O’Dea, believes Fowler’s experiences point out the way culture can impact women more than men.

O’Dea said: “Culture is important for everyone. Bullying can happen to any gender, as can racism. A toxic workplace presents issues across the spectrum, but some of these disproportionately affect women.

“There’s a clear reason that all those women were leaving Uber, instead of the men. Women face issues such as sexual harassment in the workplace more frequently, and they need a culture that supports, believes and listens to them. Organisations are often set to support men by default.

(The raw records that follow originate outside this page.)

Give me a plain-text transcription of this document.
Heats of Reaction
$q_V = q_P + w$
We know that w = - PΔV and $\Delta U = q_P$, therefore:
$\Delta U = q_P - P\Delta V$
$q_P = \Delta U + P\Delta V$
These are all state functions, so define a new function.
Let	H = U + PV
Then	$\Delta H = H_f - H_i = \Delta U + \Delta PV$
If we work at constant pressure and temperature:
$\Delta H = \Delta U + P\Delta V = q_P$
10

“Women aren’t so lucky. Culture is important for everyone, but when it’s toxic, women are more often the victim, as are those who don’t fit cleanly in the binary.”

However, O’Dea also acknowledges that while workplace culture is important in every industry, creative ones are dependent on culture to maximise creativity: “When it comes to creative industries, though, work becomes way more subjective.

“It’s scary to put your ideas out there when there’s no right or wrong. An environment where everyone is comfortable is one where creativity thrives.

“When people are free to be themselves and explore what makes them unique, you get better ideas.”